Telset.id – Jika Anda mengira dominasi Nvidia di pasar AI tidak tergoyahkan, pameran Computex 2025 membuktikan sebaliknya. Di tengah gebyar Grace Blackwell dan NVLink Fusion dari Nvidia, nama-nama seperti MediaTek dan Intel justru melancarkan serangan balik dengan strategi yang sama sekali tak terduga.
Nvidia: Raja yang Tak Ingin Berbagi Tahta
Nvidia memang membuka Computex dengan gemuruh. Arsitektur Grace Blackwell NVL72 mereka disebut-sebut sebagai standar baru komputasi AI performa tinggi. Chip hybrid yang menggabungkan GPU dan CPU ini diklaim mampu menangani model triliunan parameter, inferensi real-time, hingga beban kerja ilmiah skala besar.
Tapi yang menarik justru langkah strategis Nvidia membuka ekosistemnya. NVLink Fusion, teknologi interkonek generasi berikutnya, akan diadopsi oleh MediaTek, Qualcomm, dan Marvell untuk solusi komputasi AI semi-kustom. Langkah ini seperti pedang bermata dua: di satu sisi memperluas pengaruh, di sisi lain berisiko menciptakan pesaing dari mitra sendiri.
MediaTek: Loncatan 2nm yang Bikin Industri Terkejut
Siapa sangka MediaTek akan menjadi bintang gelap Computex tahun ini? Perusahaan asal Taiwan ini mengumumkan rencana taping out chip 2nm pertama mereka dengan TSMC pada September 2025. Bocoran resmi menyebut peningkatan 15% performa dan efisiensi daya 25% lebih baik dibanding chip 3nm saat ini.
Tapi MediaTek tidak hanya bermain di lapangan mobile. Kolaborasi mereka dengan Nvidia dalam proyek DGX Spark—superkomputer AI mini untuk developer—menunjukkan ambisi yang lebih besar. Kontribusi arsitektur CPU 20-core khusus dan keahlian ASIC mereka dalam desain chip pelatihan AI membuktikan MediaTek serius ingin berebut kue pasar yang selama ini didominasi Nvidia.
Intel: Strategi Dua Arah yang Cerdik
Intel memilih pendekatan berbeda.
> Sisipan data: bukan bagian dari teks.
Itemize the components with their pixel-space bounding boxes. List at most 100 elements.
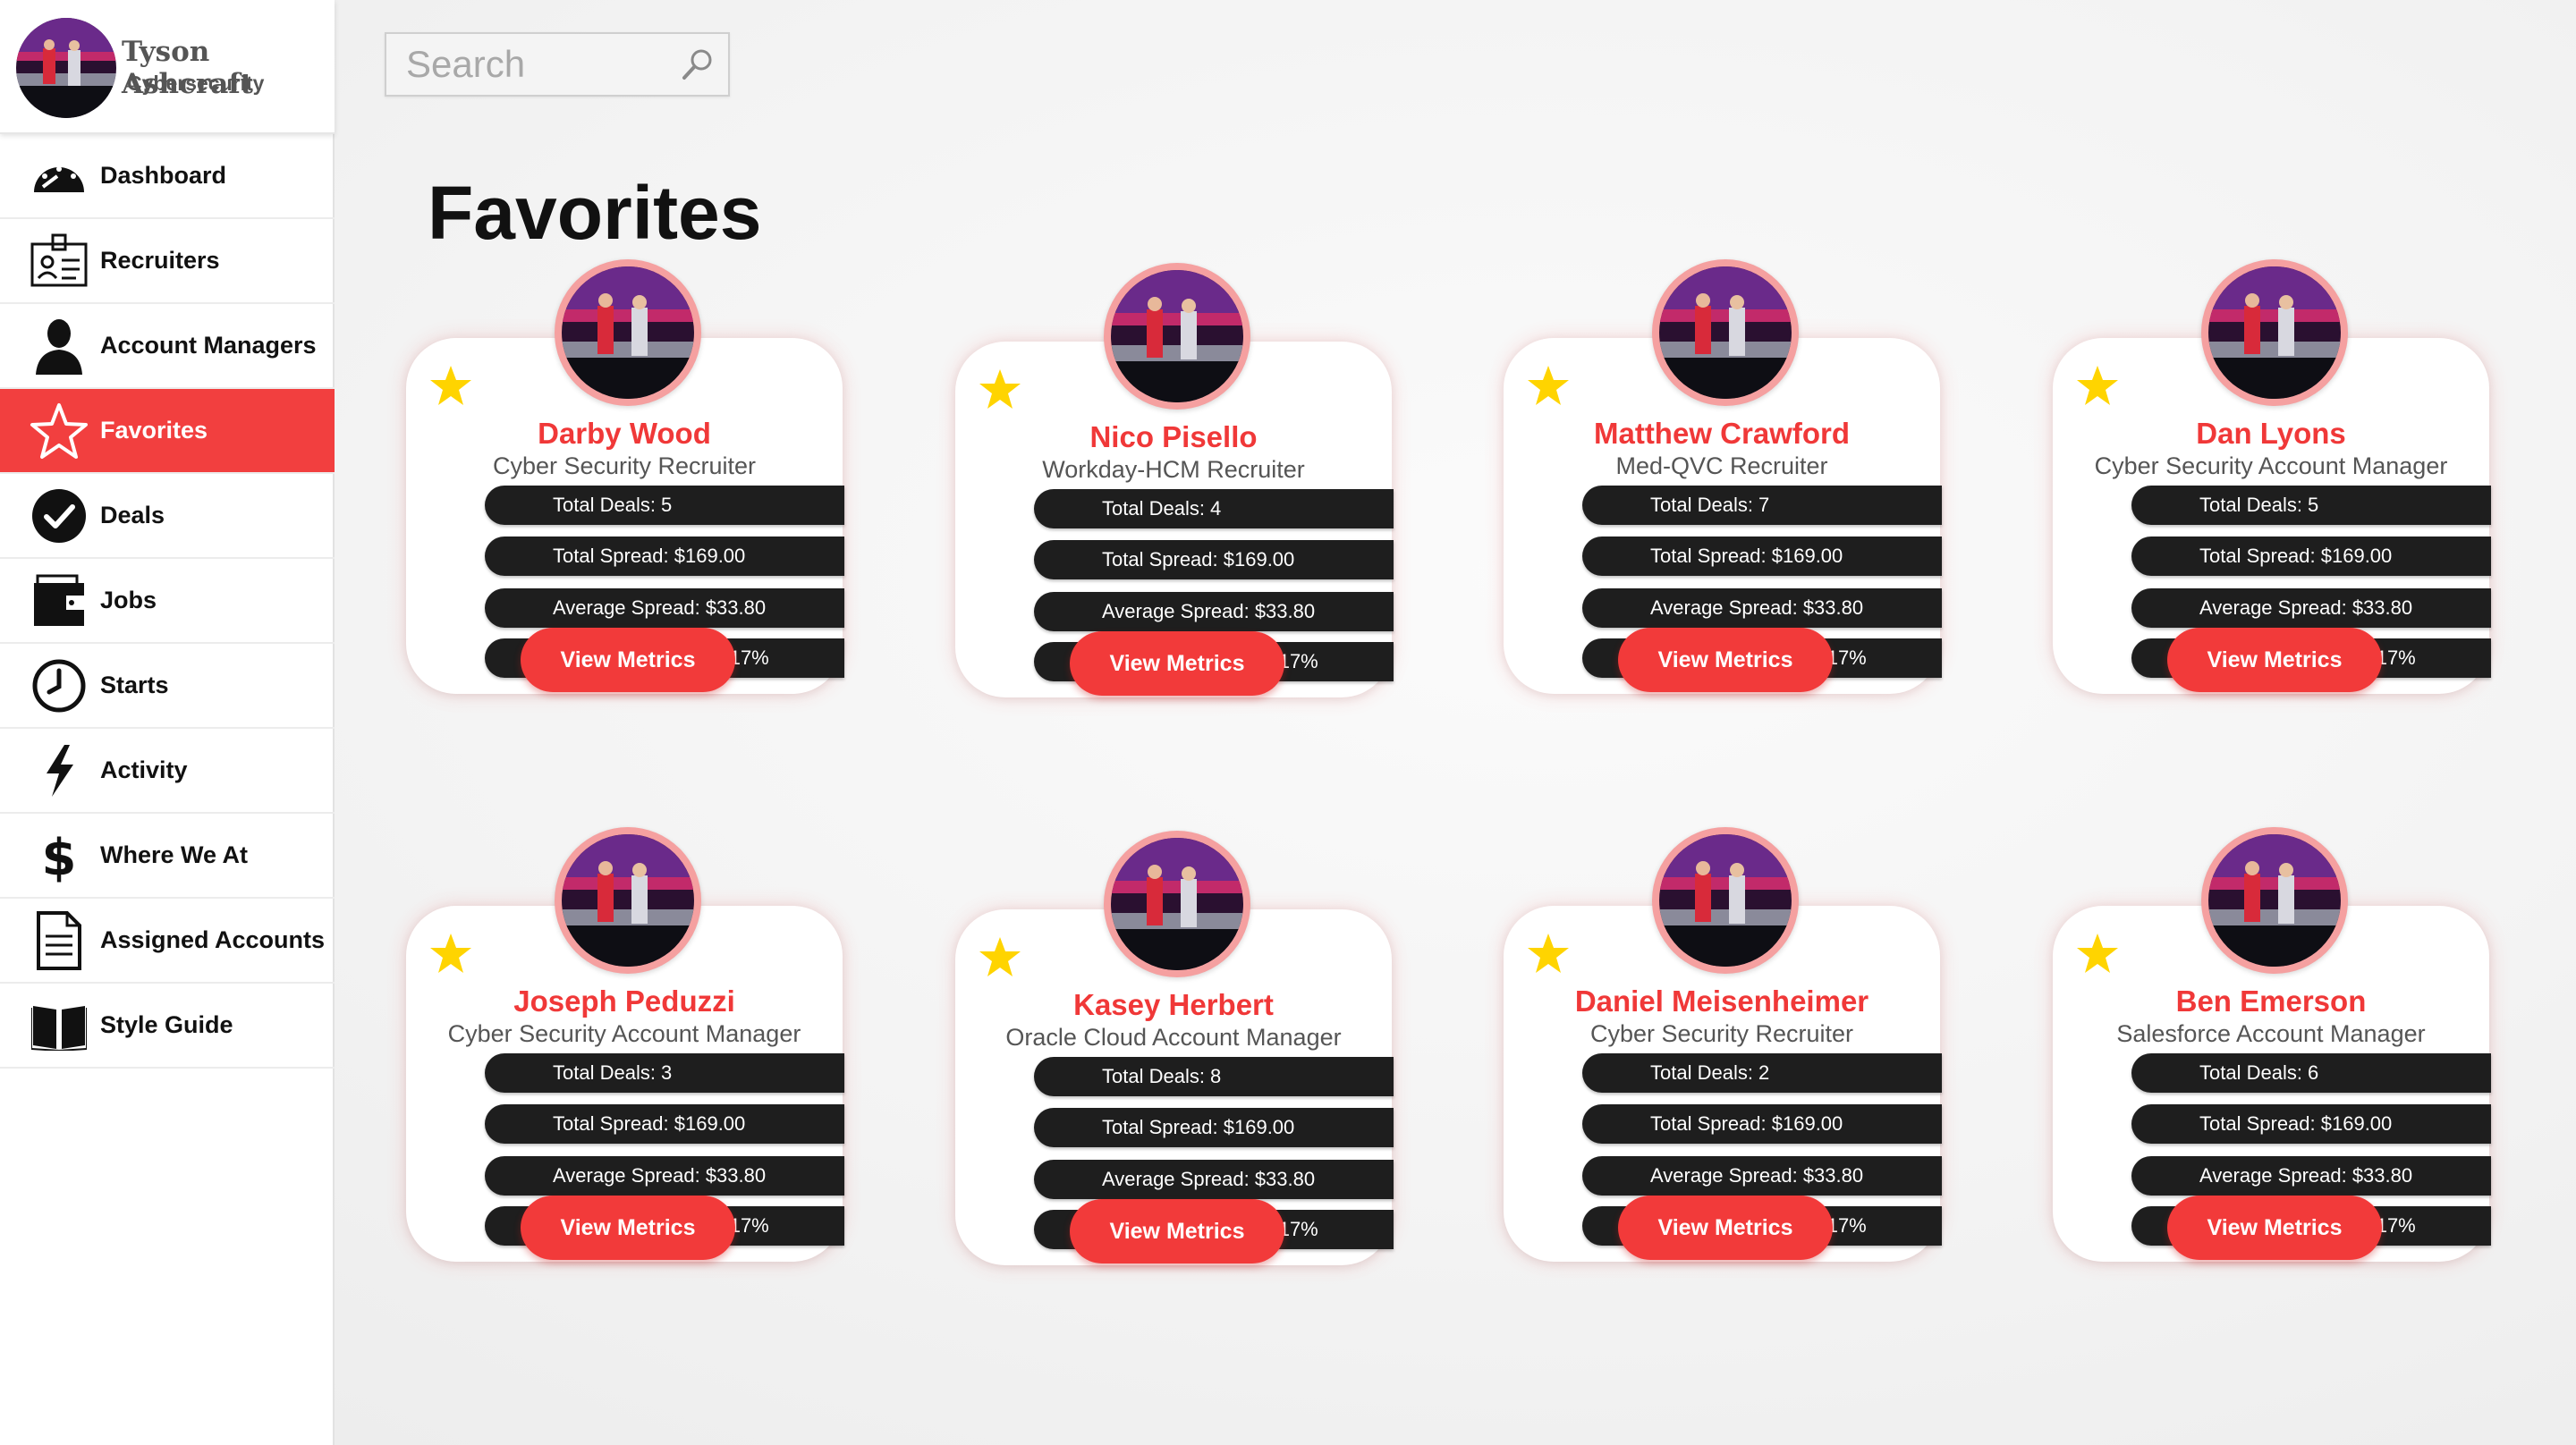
card-name: Dan Lyons: [2196, 417, 2346, 450]
sidebar-item-label: Account Managers: [100, 332, 317, 359]
card-name: Darby Wood: [538, 417, 711, 450]
card-role: Cyber Security Recruiter: [1589, 1020, 1854, 1047]
total-spread-stat: Total Spread: $169.00: [2131, 1104, 2491, 1144]
average-spread-stat: Average Spread: $33.80: [485, 1156, 844, 1196]
average-spread-stat: Average Spread: $33.80: [1582, 1156, 1942, 1196]
sidebar-item-label: Jobs: [100, 587, 157, 613]
total-spread-stat: Total Spread: $169.00: [1034, 540, 1394, 579]
average-spread-stat: Average Spread: $33.80: [2131, 588, 2491, 628]
favorite-star-icon[interactable]: [1527, 933, 1570, 976]
total-spread-stat: Total Spread: $169.00: [1034, 1108, 1394, 1147]
sidebar-nav: Dashboard Recruiters Account Managers Fa…: [0, 134, 335, 1069]
sidebar-item-activity[interactable]: Activity: [0, 729, 335, 814]
svg-text:$: $: [42, 829, 77, 883]
view-metrics-button[interactable]: View Metrics: [1070, 1199, 1284, 1263]
card-name: Joseph Peduzzi: [513, 984, 735, 1018]
average-spread-stat: Average Spread: $33.80: [1034, 592, 1394, 631]
total-deals-stat: Total Deals: 2: [1582, 1053, 1942, 1093]
favorite-card: Joseph Peduzzi Cyber Security Account Man…: [406, 827, 844, 1262]
clock-icon: [29, 655, 89, 716]
view-metrics-button[interactable]: View Metrics: [521, 628, 735, 692]
sidebar-item-account-managers[interactable]: Account Managers: [0, 304, 335, 389]
sidebar-item-jobs[interactable]: Jobs: [0, 559, 335, 644]
favorite-star-icon[interactable]: [979, 368, 1021, 411]
card-name: Nico Pisello: [1089, 420, 1258, 453]
person-silhouette-icon: [29, 316, 89, 376]
total-spread-stat: Total Spread: $169.00: [485, 537, 844, 576]
view-metrics-button[interactable]: View Metrics: [521, 1196, 735, 1260]
card-avatar: [1652, 827, 1799, 974]
check-circle-icon: [29, 486, 89, 546]
favorite-star-icon[interactable]: [429, 933, 472, 976]
sidebar-item-label: Assigned Accounts: [100, 926, 326, 953]
lightning-icon: [29, 740, 89, 801]
card-avatar: [555, 827, 701, 974]
sidebar-item-favorites[interactable]: Favorites: [0, 389, 335, 474]
card-name: Ben Emerson: [2175, 984, 2367, 1018]
favorite-card: Matthew Crawford Med-QVC Recruiter Total D…: [1504, 259, 1942, 694]
favorite-card: Kasey Herbert Oracle Cloud Account Manage…: [955, 831, 1394, 1265]
view-metrics-button[interactable]: View Metrics: [2167, 628, 2382, 692]
favorite-star-icon[interactable]: [979, 936, 1021, 979]
sidebar-item-deals[interactable]: Deals: [0, 474, 335, 559]
favorite-card: Dan Lyons Cyber Security Account Manager T…: [2053, 259, 2491, 694]
view-metrics-button[interactable]: View Metrics: [2167, 1196, 2382, 1260]
user-department: Cybersecurity: [127, 72, 265, 95]
sidebar-item-label: Starts: [100, 672, 169, 698]
view-metrics-button[interactable]: View Metrics: [1618, 1196, 1833, 1260]
favorite-star-icon[interactable]: [2076, 933, 2119, 976]
user-profile[interactable]: Tyson Ashcraft Cybersecurity: [0, 0, 335, 134]
card-role: Oracle Cloud Account Manager: [1005, 1024, 1342, 1051]
card-name: Matthew Crawford: [1593, 417, 1850, 450]
favorite-card: Daniel Meisenheimer Cyber Security Recrui…: [1504, 827, 1942, 1262]
card-role: Cyber Security Account Manager: [447, 1020, 801, 1047]
view-metrics-button[interactable]: View Metrics: [1618, 628, 1833, 692]
sidebar-item-label: Where We At: [100, 841, 249, 868]
sidebar-item-label: Dashboard: [100, 162, 227, 189]
sidebar-item-label: Favorites: [100, 417, 208, 444]
favorite-card: Ben Emerson Salesforce Account Manager Tot…: [2053, 827, 2491, 1262]
sidebar-item-label: Deals: [100, 502, 165, 528]
search-input[interactable]: [386, 34, 673, 95]
favorite-star-icon[interactable]: [1527, 365, 1570, 408]
card-avatar: [2201, 259, 2348, 406]
sidebar: Tyson Ashcraft Cybersecurity Dashboard R…: [0, 0, 335, 1445]
sidebar-item-label: Recruiters: [100, 247, 220, 274]
total-deals-stat: Total Deals: 4: [1034, 489, 1394, 528]
total-spread-stat: Total Spread: $169.00: [2131, 537, 2491, 576]
card-role: Salesforce Account Manager: [2116, 1020, 2426, 1047]
sidebar-item-recruiters[interactable]: Recruiters: [0, 219, 335, 304]
book-icon: [29, 995, 89, 1056]
search-icon[interactable]: [680, 46, 716, 82]
average-spread-stat: Average Spread: $33.80: [485, 588, 844, 628]
total-deals-stat: Total Deals: 3: [485, 1053, 844, 1093]
wallet-icon: [29, 570, 89, 631]
average-spread-stat: Average Spread: $33.80: [1034, 1160, 1394, 1199]
total-deals-stat: Total Deals: 8: [1034, 1057, 1394, 1096]
card-avatar: [1652, 259, 1799, 406]
sidebar-item-where-we-at[interactable]: $ Where We At: [0, 814, 335, 899]
id-badge-icon: [29, 231, 89, 292]
card-avatar: [555, 259, 701, 406]
speedometer-icon: [29, 146, 89, 207]
favorite-star-icon[interactable]: [429, 365, 472, 408]
favorite-star-icon[interactable]: [2076, 365, 2119, 408]
total-deals-stat: Total Deals: 5: [485, 486, 844, 525]
avatar: [16, 18, 116, 118]
sidebar-item-style-guide[interactable]: Style Guide: [0, 984, 335, 1069]
card-avatar: [2201, 827, 2348, 974]
average-spread-stat: Average Spread: $33.80: [1582, 588, 1942, 628]
average-spread-stat: Average Spread: $33.80: [2131, 1156, 2491, 1196]
sidebar-item-dashboard[interactable]: Dashboard: [0, 134, 335, 219]
total-deals-stat: Total Deals: 6: [2131, 1053, 2491, 1093]
sidebar-item-assigned-accounts[interactable]: Assigned Accounts: [0, 899, 335, 984]
sidebar-item-starts[interactable]: Starts: [0, 644, 335, 729]
search-box: [385, 32, 730, 97]
total-spread-stat: Total Spread: $169.00: [485, 1104, 844, 1144]
card-avatar: [1104, 831, 1250, 977]
total-spread-stat: Total Spread: $169.00: [1582, 1104, 1942, 1144]
total-deals-stat: Total Deals: 7: [1582, 486, 1942, 525]
view-metrics-button[interactable]: View Metrics: [1070, 631, 1284, 696]
dollar-icon: $: [29, 825, 89, 886]
card-role: Workday-HCM Recruiter: [1042, 456, 1305, 483]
Alih-alih fokus pada perlombaan nanometer, mereka meluncurkan Arc Pro B50 dan B60—GPU workstation yang dioptimalkan untuk inferensi AI. Dengan dukungan memori hingga 24GB dan kemampuan multi-GPU scaling, Intel jelas menargetkan pasar profesional di bidang arsitektur dan engineering.
Proyek Battlematrix mereka mungkin yang paling menarik: platform workstation yang mendukung hingga delapan GPU Arc Pro B60, mampu menjalankan model AI dengan 150 miliar parameter. Kombinasi dengan prosesor Xeon ini menunjukkan Intel tidak mau ketinggalan dalam perlombaan komputasi AI skala enterprise.
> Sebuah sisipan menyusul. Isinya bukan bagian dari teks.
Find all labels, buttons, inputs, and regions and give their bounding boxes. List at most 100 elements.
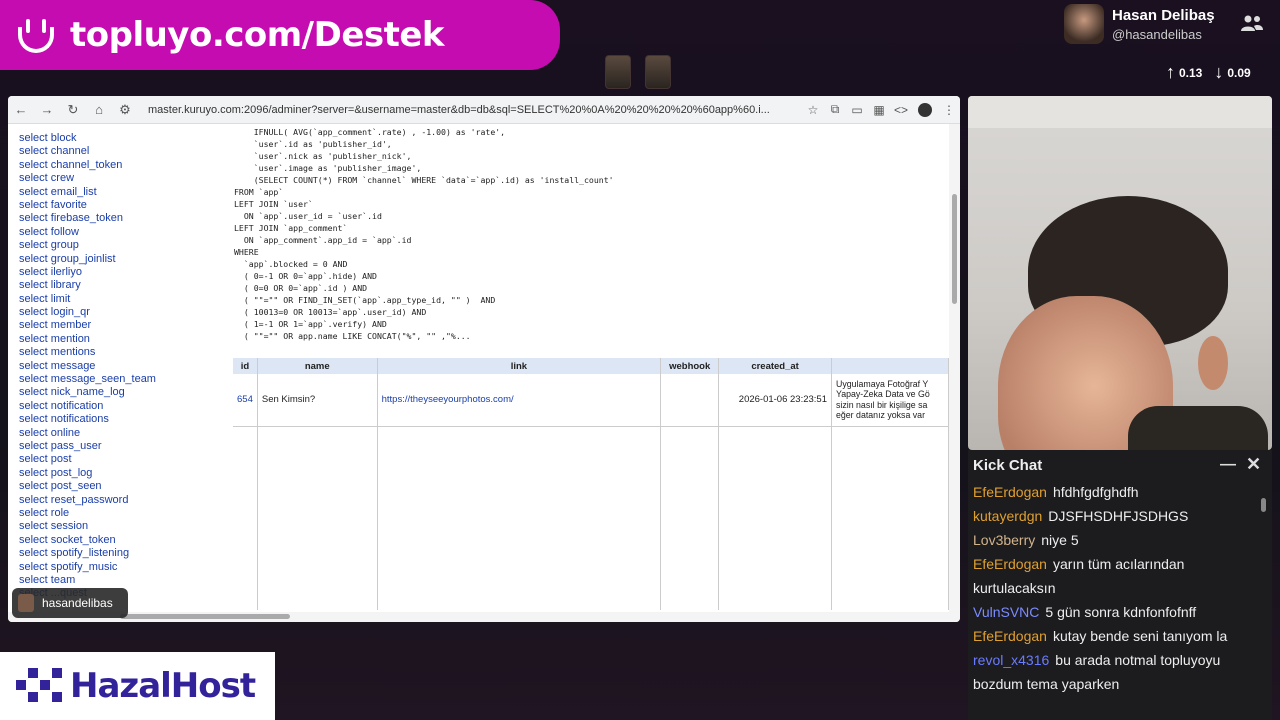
chat-text: hfdhfgdfghdfh bbox=[1052, 484, 1139, 500]
sidebar-link[interactable]: select group bbox=[19, 239, 228, 252]
sql-line: `app`.blocked = 0 AND bbox=[234, 259, 348, 269]
hazalhost-logo-icon bbox=[10, 666, 68, 706]
sidebar-link[interactable]: select post bbox=[19, 453, 228, 466]
sidebar-link[interactable]: select limit bbox=[19, 293, 228, 306]
chat-panel: Kick Chat — ✕ EfeErdogan hfdhfgdfghdfh kut… bbox=[968, 450, 1272, 720]
column-header[interactable]: created_at bbox=[718, 358, 832, 374]
sidebar-link[interactable]: select notifications bbox=[19, 413, 228, 426]
streamer-profile: Hasan Delibaş @hasandelibas bbox=[1064, 4, 1215, 44]
sidebar-link[interactable]: select block bbox=[19, 132, 228, 145]
chat-scrollbar[interactable] bbox=[1260, 498, 1267, 712]
sql-line: LEFT JOIN `user` bbox=[234, 199, 313, 209]
participants bbox=[605, 55, 671, 89]
chat-messages: EfeErdogan hfdhfgdfghdfh kutayerdgn DJSFHSD… bbox=[973, 480, 1257, 696]
chat-message: revol_x4316 bu arada notmal topluyoyu boz… bbox=[973, 648, 1257, 696]
banner-text: topluyo.com/Destek bbox=[70, 15, 445, 55]
sidebar-link[interactable]: select spotify_music bbox=[19, 561, 228, 574]
sidebar-link[interactable]: select channel bbox=[19, 145, 228, 158]
minimize-icon[interactable]: — bbox=[1220, 456, 1236, 474]
sidebar-link[interactable]: select mentions bbox=[19, 346, 228, 359]
column-header[interactable]: id bbox=[233, 358, 258, 374]
sidebar-link[interactable]: select pass_user bbox=[19, 440, 228, 453]
column-header[interactable]: name bbox=[257, 358, 378, 374]
chat-message: kutayerdgn DJSFHSDHFJSDHGS bbox=[973, 504, 1257, 528]
star-icon[interactable]: ☆ bbox=[802, 103, 824, 117]
column-header[interactable] bbox=[831, 358, 949, 374]
forward-icon[interactable]: → bbox=[34, 102, 60, 117]
chat-username[interactable]: EfeErdogan bbox=[973, 556, 1047, 572]
sql-query: IFNULL( AVG(`app_comment`.rate) , -1.00)… bbox=[234, 126, 949, 346]
sql-line: ( 0=0 OR 0=`app`.id ) AND bbox=[234, 283, 368, 293]
sidebar-link[interactable]: select firebase_token bbox=[19, 212, 228, 225]
sidebar-link[interactable]: select post_log bbox=[19, 467, 228, 480]
sidebar-link[interactable]: select follow bbox=[19, 226, 228, 239]
people-icon[interactable] bbox=[1240, 14, 1264, 32]
sidebar-link[interactable]: select login_qr bbox=[19, 306, 228, 319]
apps-icon[interactable]: ▦ bbox=[868, 103, 890, 117]
sidebar-link[interactable]: select reset_password bbox=[19, 494, 228, 507]
sidebar-link[interactable]: select message bbox=[19, 360, 228, 373]
sidebar-link[interactable]: select mention bbox=[19, 333, 228, 346]
horizontal-scrollbar[interactable] bbox=[8, 612, 960, 622]
network-speed: ↑ 0.13 ↓ 0.09 bbox=[1166, 62, 1251, 83]
chat-text: kutay bende seni tanıyom la bbox=[1052, 628, 1228, 644]
sidebar-link[interactable]: select socket_token bbox=[19, 534, 228, 547]
extension-icon[interactable]: ⧉ bbox=[824, 102, 846, 117]
chat-username[interactable]: kutayerdgn bbox=[973, 508, 1042, 524]
reload-icon[interactable]: ↻ bbox=[60, 102, 86, 118]
chat-username[interactable]: VulnSVNC bbox=[973, 604, 1039, 620]
sidebar-link[interactable]: select member bbox=[19, 319, 228, 332]
sidebar-link[interactable]: select channel_token bbox=[19, 159, 228, 172]
chat-username[interactable]: EfeErdogan bbox=[973, 628, 1047, 644]
menu-icon[interactable]: ⋮ bbox=[938, 103, 960, 117]
devtools-icon[interactable]: <> bbox=[890, 103, 912, 117]
sql-line: ( 10013=0 OR 10013=`app`.user_id) AND bbox=[234, 307, 427, 317]
sidebar-link[interactable]: select role bbox=[19, 507, 228, 520]
sidebar-link[interactable]: select ilerliyo bbox=[19, 266, 228, 279]
chat-message: EfeErdogan kutay bende seni tanıyom la bbox=[973, 624, 1257, 648]
description-line: eğer datanız yoksa var bbox=[836, 410, 925, 421]
address-bar: ← → ↻ ⌂ ⚙ master.kuruyo.com:2096/adminer… bbox=[8, 96, 960, 124]
cell-link[interactable]: https://theyseeyourphotos.com/ bbox=[382, 394, 514, 405]
sidebar-link[interactable]: select library bbox=[19, 279, 228, 292]
sidebar-link[interactable]: select team bbox=[19, 574, 228, 587]
chat-username[interactable]: EfeErdogan bbox=[973, 484, 1047, 500]
sidebar-link[interactable]: select crew bbox=[19, 172, 228, 185]
sidebar-link[interactable]: select post_seen bbox=[19, 480, 228, 493]
browser-profile-icon[interactable] bbox=[918, 102, 932, 117]
avatar bbox=[605, 55, 631, 89]
sidebar-link[interactable]: select spotify_listening bbox=[19, 547, 228, 560]
chat-text: DJSFHSDHFJSDHGS bbox=[1048, 508, 1189, 524]
back-icon[interactable]: ← bbox=[8, 102, 34, 117]
chat-text: niye 5 bbox=[1041, 532, 1079, 548]
arrow-down-icon: ↓ bbox=[1214, 62, 1224, 82]
sidebar-link[interactable]: select notification bbox=[19, 400, 228, 413]
chat-username[interactable]: Lov3berry bbox=[973, 532, 1035, 548]
home-icon[interactable]: ⌂ bbox=[86, 102, 112, 117]
vertical-scrollbar[interactable] bbox=[949, 124, 960, 612]
logo-text: HazalHost bbox=[70, 666, 256, 706]
sidebar-link[interactable]: select online bbox=[19, 427, 228, 440]
chat-message: EfeErdogan yarın tüm acılarından kurtulac… bbox=[973, 552, 1257, 600]
description-line: Yapay-Zeka Data ve Gö bbox=[836, 389, 930, 400]
row-id-link[interactable]: 654 bbox=[237, 394, 253, 405]
column-header[interactable]: webhook bbox=[660, 358, 720, 374]
sidebar-link[interactable]: select favorite bbox=[19, 199, 228, 212]
sidebar-link[interactable]: select group_joinlist bbox=[19, 253, 228, 266]
site-info-icon[interactable]: ⚙ bbox=[112, 102, 138, 118]
sidebar-link[interactable]: select email_list bbox=[19, 186, 228, 199]
user-tag-name: hasandelibas bbox=[42, 596, 113, 610]
profile-name: Hasan Delibaş bbox=[1112, 6, 1215, 24]
description-line: Uygulamaya Fotoğraf Y bbox=[836, 378, 929, 389]
cell-name: Sen Kimsin? bbox=[257, 374, 378, 427]
sidebar-link[interactable]: select message_seen_team bbox=[19, 373, 228, 386]
url-field[interactable]: master.kuruyo.com:2096/adminer?server=&u… bbox=[138, 104, 802, 116]
sidebar-link[interactable]: select nick_name_log bbox=[19, 386, 228, 399]
sidebar-link[interactable]: select session bbox=[19, 520, 228, 533]
chat-username[interactable]: revol_x4316 bbox=[973, 652, 1049, 668]
reading-mode-icon[interactable]: ▭ bbox=[846, 103, 868, 117]
sql-line: ( ""="" OR FIND_IN_SET(`app`.app_type_id… bbox=[234, 295, 496, 305]
column-header[interactable]: link bbox=[377, 358, 662, 374]
chat-message: Lov3berry niye 5 bbox=[973, 528, 1257, 552]
close-icon[interactable]: ✕ bbox=[1246, 454, 1261, 475]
Lalu ada Gaudi 3, akselerator AI yang menawarkan fleksibilitas luar biasa. Mulai dari konfigurasi PCIe untuk data center existing hingga rak-scale dengan 64 akselerator per rak dan 8.2TB memori bandwidth tinggi. Intel jelas bermain di semua lini.
Dark Horse dari Jerman: AI Pro Chip yang Mengguncang
Sementara raksasa teknologi sibuk berebut supremasi, tim peneliti dari Technical University of Munich (TUM) justru membawa angin segar. AI Pro Chip mereka adalah prosesor neuromorfik yang tidak membutuhkan koneksi cloud—revolusi sesungguhnya untuk aplikasi yang membutuhkan pemrosesan lokal dan keamanan data ketat.
Dikembangkan oleh Profesor Hussam Amrouch, chip ini hanya mengonsumsi 24 mikrojoule per tugas—jauh lebih hemat dibanding prosesor AI konvensional. Dengan arsitektur memory-compute terintegrasi dan kemampuan hyperdimensional computing, AI Pro Chip bisa menjadi game changer di bidang kesehatan, robotika, dan navigasi otonom.
Computex 2025 telah mengubah peta persaingan chip AI. Bukan lagi soal siapa yang memiliki chip tercepat, melainkan bagaimana ekosistem ini akan berevolusi. Dengan Nvidia yang membuka kerajaannya, MediaTek yang melompat ke 2nm, Intel yang bermain di semua lini, dan inovasi disruptif seperti dari TUM, satu hal yang pasti: perlombaan ini baru saja memasuki babak yang paling seru.